I’m the sort of person who works through things in conversation. There’s something in the process of explaining a problem to someone who is actually present and can respond that makes my brain shuffle all of the information. I think it’s the shuffling and re-examining as I explain something that generally brings breakthroughs. Sometimes sending someone an email about it will work, but more often I need someone actively responding. Partially this is because I tend to attempt to adapt my explanation for my audience. So when I try to explain it specifically to one particular person in a way my brain thinks is the best way for them… I bump my thought process out of whatever rut my problem-solving attempts have been stuck in, or sweep back the curtain on stuff I’ve been ignoring.
Your own brain is the most powerful tool you have for influencing your own world. It does things you don’t even realize. You’re constantly constructing your own universe at a very basic level through what you knowingly and unknowingly perceive and process. And more importantly, so is everyone around you. Now before I get off on a tangent about why being able to read snatches of thought from people around you would be nearly useless because of this…

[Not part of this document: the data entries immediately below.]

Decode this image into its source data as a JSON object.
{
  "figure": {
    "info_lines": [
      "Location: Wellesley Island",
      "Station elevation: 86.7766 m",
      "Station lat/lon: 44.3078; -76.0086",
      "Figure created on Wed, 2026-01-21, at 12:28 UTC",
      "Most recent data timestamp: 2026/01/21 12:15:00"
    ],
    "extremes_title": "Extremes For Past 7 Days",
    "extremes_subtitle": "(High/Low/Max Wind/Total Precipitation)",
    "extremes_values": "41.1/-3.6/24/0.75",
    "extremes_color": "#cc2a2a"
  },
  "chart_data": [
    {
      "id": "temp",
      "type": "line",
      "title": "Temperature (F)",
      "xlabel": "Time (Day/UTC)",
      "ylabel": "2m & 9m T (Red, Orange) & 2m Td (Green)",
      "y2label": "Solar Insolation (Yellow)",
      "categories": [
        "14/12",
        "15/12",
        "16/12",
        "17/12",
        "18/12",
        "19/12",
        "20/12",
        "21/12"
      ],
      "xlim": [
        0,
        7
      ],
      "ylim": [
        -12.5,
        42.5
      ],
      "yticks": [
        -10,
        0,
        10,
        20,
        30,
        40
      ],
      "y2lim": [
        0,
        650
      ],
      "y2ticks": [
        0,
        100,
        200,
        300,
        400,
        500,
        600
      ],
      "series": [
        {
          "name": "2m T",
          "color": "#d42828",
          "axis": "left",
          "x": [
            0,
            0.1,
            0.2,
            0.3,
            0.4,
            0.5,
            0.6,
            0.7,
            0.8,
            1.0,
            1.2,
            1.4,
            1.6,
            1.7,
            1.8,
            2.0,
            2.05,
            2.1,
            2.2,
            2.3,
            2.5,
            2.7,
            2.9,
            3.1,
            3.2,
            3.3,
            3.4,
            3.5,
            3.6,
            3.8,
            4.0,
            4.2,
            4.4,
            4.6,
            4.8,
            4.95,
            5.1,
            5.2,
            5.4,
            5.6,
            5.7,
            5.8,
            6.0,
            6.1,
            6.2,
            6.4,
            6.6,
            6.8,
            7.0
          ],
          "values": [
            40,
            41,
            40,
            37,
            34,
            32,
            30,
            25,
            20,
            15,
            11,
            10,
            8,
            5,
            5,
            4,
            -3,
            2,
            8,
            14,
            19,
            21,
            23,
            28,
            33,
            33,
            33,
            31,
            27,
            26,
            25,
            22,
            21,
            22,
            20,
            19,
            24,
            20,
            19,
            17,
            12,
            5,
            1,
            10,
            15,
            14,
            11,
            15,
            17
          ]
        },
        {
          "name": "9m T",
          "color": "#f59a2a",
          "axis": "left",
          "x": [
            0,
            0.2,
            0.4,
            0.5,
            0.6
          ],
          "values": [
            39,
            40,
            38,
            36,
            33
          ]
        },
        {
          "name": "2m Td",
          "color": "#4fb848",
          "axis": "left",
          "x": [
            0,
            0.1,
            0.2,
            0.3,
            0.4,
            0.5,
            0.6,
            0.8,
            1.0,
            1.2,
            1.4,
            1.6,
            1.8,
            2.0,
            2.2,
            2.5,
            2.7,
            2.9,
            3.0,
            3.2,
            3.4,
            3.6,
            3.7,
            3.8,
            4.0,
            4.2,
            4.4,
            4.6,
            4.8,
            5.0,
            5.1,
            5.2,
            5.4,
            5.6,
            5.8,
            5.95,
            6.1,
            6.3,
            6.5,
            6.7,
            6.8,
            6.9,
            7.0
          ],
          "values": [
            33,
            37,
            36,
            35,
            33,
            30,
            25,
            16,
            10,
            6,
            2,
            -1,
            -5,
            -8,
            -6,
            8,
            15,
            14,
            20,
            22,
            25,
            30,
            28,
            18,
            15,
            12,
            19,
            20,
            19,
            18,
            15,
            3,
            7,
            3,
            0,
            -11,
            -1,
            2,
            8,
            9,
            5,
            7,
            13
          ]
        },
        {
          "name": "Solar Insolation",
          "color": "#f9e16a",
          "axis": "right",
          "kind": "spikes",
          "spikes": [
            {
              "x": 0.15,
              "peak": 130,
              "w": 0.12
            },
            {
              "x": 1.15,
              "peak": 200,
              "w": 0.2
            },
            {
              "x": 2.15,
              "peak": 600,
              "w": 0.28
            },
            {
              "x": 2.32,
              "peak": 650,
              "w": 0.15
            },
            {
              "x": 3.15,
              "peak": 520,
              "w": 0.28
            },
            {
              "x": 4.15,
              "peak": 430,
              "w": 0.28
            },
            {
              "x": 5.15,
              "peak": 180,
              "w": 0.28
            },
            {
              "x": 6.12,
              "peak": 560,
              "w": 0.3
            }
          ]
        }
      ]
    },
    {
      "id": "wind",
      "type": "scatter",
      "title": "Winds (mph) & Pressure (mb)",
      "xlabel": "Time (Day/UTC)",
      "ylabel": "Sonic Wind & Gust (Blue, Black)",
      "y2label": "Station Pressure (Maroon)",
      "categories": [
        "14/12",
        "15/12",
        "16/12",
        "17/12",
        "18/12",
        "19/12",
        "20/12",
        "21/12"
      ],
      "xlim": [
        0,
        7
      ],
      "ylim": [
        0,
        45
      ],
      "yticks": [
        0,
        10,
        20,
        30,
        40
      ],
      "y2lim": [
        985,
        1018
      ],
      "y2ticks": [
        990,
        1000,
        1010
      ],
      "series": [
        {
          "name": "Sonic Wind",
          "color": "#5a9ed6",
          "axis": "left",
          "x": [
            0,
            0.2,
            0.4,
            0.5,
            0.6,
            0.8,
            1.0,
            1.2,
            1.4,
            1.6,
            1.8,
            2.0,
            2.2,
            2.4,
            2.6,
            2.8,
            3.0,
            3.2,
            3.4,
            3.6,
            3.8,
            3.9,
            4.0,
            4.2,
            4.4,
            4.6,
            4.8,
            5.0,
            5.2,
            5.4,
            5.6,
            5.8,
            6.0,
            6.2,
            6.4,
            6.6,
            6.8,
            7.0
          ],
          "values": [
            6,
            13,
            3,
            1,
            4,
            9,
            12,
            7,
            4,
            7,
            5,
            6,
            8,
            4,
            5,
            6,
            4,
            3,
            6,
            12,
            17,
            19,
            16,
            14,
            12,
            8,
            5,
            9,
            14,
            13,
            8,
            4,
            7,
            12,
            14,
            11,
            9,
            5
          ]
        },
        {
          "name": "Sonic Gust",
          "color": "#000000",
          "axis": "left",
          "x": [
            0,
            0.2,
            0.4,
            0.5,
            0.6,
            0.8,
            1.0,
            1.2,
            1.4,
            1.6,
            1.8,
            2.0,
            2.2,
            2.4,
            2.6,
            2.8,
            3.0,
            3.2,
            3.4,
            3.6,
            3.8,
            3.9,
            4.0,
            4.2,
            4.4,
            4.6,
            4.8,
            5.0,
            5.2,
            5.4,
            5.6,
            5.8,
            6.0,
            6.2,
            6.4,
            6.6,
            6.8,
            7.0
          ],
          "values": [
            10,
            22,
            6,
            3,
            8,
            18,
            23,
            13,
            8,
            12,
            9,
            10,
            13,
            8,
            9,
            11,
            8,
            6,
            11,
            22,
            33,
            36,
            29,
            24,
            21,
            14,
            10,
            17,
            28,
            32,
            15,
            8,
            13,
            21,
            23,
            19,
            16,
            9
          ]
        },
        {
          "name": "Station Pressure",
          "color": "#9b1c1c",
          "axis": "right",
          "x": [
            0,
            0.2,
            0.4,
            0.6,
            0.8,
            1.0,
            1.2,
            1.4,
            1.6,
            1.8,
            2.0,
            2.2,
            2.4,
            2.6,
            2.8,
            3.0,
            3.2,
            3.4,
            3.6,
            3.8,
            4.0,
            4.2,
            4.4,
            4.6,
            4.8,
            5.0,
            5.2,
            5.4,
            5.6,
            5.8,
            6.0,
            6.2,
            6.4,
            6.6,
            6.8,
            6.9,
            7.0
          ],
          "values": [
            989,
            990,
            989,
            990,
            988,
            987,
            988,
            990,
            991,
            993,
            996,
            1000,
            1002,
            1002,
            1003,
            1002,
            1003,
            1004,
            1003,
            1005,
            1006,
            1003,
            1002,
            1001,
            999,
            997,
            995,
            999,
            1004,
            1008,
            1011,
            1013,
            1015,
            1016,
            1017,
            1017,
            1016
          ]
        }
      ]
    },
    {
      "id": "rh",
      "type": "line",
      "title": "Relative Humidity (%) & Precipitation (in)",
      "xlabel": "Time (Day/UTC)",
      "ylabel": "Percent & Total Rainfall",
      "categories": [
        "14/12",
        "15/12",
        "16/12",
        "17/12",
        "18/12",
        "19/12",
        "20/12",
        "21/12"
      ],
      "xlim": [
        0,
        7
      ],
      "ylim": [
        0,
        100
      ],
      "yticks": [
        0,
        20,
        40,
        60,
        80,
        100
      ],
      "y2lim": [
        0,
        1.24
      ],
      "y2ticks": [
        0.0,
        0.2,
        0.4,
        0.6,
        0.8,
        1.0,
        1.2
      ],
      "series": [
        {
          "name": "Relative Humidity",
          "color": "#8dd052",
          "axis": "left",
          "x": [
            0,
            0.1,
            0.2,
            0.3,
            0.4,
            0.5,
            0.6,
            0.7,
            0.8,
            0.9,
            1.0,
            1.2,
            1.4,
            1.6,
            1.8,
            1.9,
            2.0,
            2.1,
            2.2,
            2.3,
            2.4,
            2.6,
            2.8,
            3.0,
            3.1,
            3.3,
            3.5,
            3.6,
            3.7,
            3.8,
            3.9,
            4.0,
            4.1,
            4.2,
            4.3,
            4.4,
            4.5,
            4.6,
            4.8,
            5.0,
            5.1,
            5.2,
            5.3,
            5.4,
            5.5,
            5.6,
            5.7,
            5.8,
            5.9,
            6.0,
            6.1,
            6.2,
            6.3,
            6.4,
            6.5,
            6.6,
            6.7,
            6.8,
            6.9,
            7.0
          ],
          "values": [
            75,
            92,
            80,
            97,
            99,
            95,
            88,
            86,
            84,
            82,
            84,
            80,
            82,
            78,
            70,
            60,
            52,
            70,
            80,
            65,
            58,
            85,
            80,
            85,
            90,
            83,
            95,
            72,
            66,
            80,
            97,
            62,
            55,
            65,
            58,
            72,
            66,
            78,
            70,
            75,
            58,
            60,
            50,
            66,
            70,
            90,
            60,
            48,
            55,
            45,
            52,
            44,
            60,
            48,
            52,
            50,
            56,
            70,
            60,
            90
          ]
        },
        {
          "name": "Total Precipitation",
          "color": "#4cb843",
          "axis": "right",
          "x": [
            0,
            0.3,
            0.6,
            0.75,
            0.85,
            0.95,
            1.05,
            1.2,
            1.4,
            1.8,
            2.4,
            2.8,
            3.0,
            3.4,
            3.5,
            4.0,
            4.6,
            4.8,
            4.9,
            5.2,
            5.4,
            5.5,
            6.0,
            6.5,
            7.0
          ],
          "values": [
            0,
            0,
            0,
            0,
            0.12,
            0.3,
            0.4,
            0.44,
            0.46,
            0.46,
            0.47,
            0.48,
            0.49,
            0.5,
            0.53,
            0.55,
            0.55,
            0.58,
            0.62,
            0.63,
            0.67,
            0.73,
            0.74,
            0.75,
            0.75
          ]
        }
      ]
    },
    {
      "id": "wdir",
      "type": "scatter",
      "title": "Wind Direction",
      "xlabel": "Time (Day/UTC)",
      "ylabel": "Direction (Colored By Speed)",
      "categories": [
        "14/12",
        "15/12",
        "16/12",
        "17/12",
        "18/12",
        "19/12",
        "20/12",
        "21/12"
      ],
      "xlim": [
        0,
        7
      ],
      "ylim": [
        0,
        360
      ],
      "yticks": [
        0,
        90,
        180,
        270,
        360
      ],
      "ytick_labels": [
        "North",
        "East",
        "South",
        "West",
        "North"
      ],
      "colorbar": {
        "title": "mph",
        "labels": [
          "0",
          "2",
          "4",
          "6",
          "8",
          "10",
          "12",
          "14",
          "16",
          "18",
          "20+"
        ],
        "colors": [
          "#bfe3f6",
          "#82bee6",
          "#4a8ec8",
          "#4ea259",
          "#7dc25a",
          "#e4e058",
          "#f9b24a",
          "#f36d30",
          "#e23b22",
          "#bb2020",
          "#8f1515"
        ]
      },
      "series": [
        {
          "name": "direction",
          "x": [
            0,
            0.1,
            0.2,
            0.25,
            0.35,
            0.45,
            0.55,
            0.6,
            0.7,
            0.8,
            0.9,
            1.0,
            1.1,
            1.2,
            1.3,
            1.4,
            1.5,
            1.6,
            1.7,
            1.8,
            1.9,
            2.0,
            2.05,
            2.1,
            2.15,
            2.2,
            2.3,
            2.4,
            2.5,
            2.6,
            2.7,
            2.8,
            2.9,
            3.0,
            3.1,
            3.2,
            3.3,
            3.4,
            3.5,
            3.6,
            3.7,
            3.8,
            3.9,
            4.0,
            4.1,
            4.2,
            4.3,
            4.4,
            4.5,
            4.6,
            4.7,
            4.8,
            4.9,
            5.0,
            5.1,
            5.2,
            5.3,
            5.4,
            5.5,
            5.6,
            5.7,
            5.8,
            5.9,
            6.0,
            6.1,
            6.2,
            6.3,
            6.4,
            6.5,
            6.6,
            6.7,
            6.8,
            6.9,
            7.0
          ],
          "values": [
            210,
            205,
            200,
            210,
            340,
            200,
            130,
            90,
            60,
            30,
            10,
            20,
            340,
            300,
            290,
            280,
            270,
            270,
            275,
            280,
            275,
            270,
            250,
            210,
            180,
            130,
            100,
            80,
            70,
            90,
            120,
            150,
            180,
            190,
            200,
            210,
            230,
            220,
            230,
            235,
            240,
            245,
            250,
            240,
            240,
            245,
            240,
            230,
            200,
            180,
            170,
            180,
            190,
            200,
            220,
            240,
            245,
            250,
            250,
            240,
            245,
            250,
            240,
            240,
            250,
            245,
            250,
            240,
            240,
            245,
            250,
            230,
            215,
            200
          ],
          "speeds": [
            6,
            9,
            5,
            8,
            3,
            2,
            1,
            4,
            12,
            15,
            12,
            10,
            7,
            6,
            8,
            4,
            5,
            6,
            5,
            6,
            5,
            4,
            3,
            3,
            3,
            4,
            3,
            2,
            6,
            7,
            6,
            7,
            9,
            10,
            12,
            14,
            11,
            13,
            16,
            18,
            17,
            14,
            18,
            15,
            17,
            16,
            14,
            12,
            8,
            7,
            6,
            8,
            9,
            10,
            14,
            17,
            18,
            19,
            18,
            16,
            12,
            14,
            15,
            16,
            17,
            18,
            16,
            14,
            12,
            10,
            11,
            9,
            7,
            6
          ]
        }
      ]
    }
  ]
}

I suspect it is pretty obvious that I had a major breakthrough in why I wasn’t finishing a bunch of short stories and such in my Conversation with Ryan last week. Friday I was stuck in a train station for 4 hours and didn’t actually bother to find a wifi password and spent the entire time working on getting all of my writing up to date in my computer and MAN do I feel better. That isn’t to say that I finished all of them, but I know how to proceed on all of them now and why I’d been scuffing my feet and waffing about. Now that I know it is a control freak reflexive thing, I can take a deep breath and slowly rappel down off the bridge rather than dangle from the harness below the decking wondering why I’m not going anywhere when I’m not holding on to the rope. (Uh, I suppose it would help to point out that a rappelling setup when done right automatically stops you if you aren’t actively pulling the rope into a release position.).
I’m feeling much better about writing. Editing has been going great, but new composition has been slow at best and I’ve been reluctant to work on anything cause nothing was going. It’s good to realize I have a default safety position to keep writing from going out. That’s sometimes useful, but most of the time something I’m going to have to deal with consciously.